Gaia pulsars and where to find them

TL;DR

This study uses Gaia DR2 data to search for companions to pulsars, confirming low observed binary fractions but suggesting many binaries remain undetected, impacting neutron-star merger rate estimates.

Contribution

It provides the first empirical constraints on the binary fraction of pulsars using Gaia data, including new potential companions and relations for identifying pulsar companions.

Findings

Confirmed low multiplicity fraction among pulsars.

Set upper limits on binary fractions for young and massive star pulsars.
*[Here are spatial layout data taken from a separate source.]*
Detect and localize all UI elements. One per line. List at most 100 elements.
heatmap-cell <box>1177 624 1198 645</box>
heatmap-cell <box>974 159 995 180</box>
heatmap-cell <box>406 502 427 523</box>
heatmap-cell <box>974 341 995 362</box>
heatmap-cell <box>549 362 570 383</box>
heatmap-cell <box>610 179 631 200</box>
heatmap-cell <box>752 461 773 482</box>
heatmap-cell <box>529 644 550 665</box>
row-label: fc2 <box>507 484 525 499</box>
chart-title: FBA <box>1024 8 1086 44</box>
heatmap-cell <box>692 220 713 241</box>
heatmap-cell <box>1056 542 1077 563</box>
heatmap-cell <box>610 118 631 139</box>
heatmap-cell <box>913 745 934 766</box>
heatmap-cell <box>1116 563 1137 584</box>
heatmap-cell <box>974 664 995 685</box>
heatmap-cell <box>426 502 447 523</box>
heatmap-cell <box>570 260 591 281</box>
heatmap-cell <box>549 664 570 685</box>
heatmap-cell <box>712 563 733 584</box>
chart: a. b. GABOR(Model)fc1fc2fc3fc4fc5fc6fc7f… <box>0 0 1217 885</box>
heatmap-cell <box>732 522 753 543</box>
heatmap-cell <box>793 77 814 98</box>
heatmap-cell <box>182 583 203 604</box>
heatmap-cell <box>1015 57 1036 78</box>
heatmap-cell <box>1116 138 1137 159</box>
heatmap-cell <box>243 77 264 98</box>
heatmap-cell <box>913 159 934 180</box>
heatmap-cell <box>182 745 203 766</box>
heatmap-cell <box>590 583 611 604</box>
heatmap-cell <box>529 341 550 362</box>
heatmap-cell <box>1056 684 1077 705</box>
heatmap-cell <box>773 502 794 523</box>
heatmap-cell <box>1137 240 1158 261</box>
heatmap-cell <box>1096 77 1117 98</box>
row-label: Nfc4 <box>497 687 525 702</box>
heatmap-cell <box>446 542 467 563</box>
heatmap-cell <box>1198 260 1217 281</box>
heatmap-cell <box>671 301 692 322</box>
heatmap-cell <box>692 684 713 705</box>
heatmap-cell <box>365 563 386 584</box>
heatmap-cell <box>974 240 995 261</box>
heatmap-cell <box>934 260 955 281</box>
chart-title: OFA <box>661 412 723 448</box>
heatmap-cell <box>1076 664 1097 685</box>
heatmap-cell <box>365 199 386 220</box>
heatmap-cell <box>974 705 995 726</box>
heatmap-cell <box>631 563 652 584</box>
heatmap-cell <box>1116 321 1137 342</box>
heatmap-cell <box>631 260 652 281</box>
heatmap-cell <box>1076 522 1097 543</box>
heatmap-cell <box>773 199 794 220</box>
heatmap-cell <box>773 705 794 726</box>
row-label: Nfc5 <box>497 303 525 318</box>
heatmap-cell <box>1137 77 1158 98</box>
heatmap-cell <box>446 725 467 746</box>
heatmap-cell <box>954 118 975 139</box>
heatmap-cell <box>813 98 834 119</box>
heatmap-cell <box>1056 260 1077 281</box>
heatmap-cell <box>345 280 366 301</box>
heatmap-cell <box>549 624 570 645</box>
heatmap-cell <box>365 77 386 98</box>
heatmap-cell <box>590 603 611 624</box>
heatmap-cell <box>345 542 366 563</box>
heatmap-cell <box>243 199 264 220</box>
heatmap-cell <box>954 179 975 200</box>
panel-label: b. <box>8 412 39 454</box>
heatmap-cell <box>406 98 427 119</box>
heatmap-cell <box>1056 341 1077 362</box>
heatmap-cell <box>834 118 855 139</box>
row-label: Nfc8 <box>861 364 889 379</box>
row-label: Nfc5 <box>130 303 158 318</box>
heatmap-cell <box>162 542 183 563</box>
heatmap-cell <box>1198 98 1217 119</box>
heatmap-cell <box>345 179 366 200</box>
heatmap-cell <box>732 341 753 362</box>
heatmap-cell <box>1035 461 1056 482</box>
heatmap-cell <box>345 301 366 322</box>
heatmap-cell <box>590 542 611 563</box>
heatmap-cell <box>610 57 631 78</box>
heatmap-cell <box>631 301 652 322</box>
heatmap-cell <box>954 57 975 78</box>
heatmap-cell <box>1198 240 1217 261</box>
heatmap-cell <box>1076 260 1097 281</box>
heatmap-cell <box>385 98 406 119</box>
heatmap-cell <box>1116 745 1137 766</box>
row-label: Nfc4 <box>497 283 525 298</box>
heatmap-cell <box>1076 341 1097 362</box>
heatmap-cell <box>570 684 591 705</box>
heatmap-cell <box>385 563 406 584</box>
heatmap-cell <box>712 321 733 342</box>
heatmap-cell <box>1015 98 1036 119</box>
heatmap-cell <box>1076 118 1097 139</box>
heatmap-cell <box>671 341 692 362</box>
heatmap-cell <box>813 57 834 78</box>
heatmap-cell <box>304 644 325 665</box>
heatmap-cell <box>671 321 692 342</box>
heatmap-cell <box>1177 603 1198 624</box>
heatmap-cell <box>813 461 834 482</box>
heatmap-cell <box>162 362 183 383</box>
Provided constraints on the galactic neutron-star merger rate.

Abstract

While the majority of massive stars have a stellar companion, most pulsars appear to be isolated. Taken at face value, this suggests that most massive binaries break apart due to strong natal kicks received in supernova explosions. However, the observed binary fraction can still be subject to strong selection effects, as monitoring of newly discovered pulsars is rarely carried out for long enough to conclusively rule out multiplicity. Here, we use the second Gaia Data Release (DR2) to search for companions to 1534 rotation-powered pulsars with positions known to better than 0.5 arcseconds. We find 22 matches to known pulsars, including one not reported elsewhere, and 8 new possible companions to young pulsars. We examine the photometric and kinematic properties of these systems and provide empirical relations for identifying Gaia sources with potential millisecond pulsar companions. Our results confirm that the observed multiplicity fraction is small. However, we show that the number of binaries below the sensitivity of Gaia and radio timing in our sample could still be significantly higher. We constrain the binary fraction of young pulsars to be $f_{\rm young}^{\rm true}\leq 5.3(8.3)\%$ under realistic(conservative) assumptions for the binary properties and current sensitivity thresholds. For massive stars ($\geq 10$ M$_{\odot}$) in particular, we find $f_{\rm OB}^{\rm true}\leq 3.7\%$ which sets a firm independent upper limit on the galactic neutron-star merger rate, $\leq 7.2\times 10^{-4}$ yr$^{-1}$. Ongoing and future projects such as the CHIME/pulsar program, MeerTime, HIRAX and ultimately the SKA, will significantly improve these constraints in the future.